Moving from one house to another can spur anxiety in almost anybody. For people with dementia, however, changes in routine and an unfamiliar environment can be especially stressful. Here’s some advice for making the transition to a new home or care facility as comfortable as possible for the person with dementia.

Add familiar touches. Even before you bring a loved one to a new home; it’s important that the room or space where the person will be is made to look and feel as familiar as possible.

When your loved one sees his or her things, it triggers that it’s your loved one’s own space — which is important. Some things you can do before the person moves in include:

  • Add a favorite quilt or piece of furniture, such as a chair, perhaps a shelf with special items, and other meaningful possessions belonging to the person.
  • Bring pictures of family and friends, memory books or photo albums. These are particularly important.

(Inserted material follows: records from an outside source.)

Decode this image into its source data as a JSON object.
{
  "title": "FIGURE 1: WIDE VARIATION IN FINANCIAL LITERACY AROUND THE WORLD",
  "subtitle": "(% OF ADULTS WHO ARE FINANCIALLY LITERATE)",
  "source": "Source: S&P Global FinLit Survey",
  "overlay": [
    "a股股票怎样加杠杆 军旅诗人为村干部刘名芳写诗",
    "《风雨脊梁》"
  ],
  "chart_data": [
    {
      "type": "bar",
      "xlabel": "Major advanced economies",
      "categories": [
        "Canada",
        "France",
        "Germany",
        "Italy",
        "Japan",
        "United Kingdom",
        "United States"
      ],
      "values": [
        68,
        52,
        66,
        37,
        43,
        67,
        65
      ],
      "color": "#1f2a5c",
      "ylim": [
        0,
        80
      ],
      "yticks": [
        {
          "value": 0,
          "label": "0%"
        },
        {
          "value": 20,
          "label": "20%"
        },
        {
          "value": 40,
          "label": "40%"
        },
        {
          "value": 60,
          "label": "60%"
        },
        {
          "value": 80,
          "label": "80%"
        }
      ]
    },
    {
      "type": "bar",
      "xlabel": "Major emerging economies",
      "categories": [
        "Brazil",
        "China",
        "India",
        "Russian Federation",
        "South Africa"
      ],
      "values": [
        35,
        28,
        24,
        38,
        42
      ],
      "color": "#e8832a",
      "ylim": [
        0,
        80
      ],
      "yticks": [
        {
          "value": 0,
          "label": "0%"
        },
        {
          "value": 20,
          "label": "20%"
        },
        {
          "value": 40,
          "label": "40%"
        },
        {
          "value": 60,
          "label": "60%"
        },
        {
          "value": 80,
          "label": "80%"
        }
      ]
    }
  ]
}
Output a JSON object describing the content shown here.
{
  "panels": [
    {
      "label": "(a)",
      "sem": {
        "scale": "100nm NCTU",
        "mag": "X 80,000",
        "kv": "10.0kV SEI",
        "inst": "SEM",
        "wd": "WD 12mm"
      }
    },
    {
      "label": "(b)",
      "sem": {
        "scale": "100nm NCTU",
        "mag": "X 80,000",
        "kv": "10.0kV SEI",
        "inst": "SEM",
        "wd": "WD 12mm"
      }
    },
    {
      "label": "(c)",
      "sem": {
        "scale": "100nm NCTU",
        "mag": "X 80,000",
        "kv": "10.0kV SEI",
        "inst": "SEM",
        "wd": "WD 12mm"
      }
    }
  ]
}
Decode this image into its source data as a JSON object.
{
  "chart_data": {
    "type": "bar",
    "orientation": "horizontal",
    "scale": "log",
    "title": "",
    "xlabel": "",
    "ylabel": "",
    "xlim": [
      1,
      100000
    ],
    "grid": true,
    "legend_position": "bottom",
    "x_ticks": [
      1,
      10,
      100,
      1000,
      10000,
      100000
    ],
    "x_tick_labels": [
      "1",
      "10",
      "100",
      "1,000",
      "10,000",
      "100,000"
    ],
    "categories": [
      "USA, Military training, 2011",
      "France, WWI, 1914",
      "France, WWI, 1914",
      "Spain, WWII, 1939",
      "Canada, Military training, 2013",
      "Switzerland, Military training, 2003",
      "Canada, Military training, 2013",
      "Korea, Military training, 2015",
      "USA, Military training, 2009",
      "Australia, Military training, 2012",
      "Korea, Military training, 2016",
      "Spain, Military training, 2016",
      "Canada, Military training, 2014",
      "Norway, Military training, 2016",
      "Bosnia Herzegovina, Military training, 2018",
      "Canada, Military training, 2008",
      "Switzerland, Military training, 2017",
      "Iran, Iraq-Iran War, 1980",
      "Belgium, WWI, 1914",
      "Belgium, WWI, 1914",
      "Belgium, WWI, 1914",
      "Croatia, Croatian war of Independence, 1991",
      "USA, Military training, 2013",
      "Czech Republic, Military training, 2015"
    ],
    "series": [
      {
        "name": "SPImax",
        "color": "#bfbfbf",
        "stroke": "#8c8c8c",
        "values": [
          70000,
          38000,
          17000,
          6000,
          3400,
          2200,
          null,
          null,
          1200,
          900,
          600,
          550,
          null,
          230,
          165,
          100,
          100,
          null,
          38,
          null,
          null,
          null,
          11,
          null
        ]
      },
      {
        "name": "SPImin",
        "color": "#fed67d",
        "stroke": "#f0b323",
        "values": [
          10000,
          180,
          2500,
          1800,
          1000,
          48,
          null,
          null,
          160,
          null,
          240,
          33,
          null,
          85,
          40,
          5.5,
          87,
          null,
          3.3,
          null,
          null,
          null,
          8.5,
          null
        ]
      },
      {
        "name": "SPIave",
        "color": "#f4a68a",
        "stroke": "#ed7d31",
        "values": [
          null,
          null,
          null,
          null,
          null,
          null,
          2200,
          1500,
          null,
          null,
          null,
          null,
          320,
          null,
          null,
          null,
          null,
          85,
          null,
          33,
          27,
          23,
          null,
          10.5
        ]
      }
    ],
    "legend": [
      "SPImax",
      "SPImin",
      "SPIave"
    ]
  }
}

Reminiscing about the past is especially important for people with dementia, and items that enable them do this help create comfort and reduce anxiety. Label the pictures so staff will know the names of the people in them and can talk more knowingly about them.

Make a moving day plan:

Plan for the day that you will have to move your loved one. Talk to your loved one — while he or she can still make choices — about what he or she wants. Where does your loved one want to live? Explore all your housing options. Start talking before a move is imminent.

On the actual day, move your loved one during the “best” time of his or her day — whether morning or afternoon. This can also make the transition go more smoothly.

In addition, spend time during moving day reminiscing with your loved one, looking at photo albums or memory boxes. This activity is helpful not only for relieving anxiety in the person with the disorder but also for you.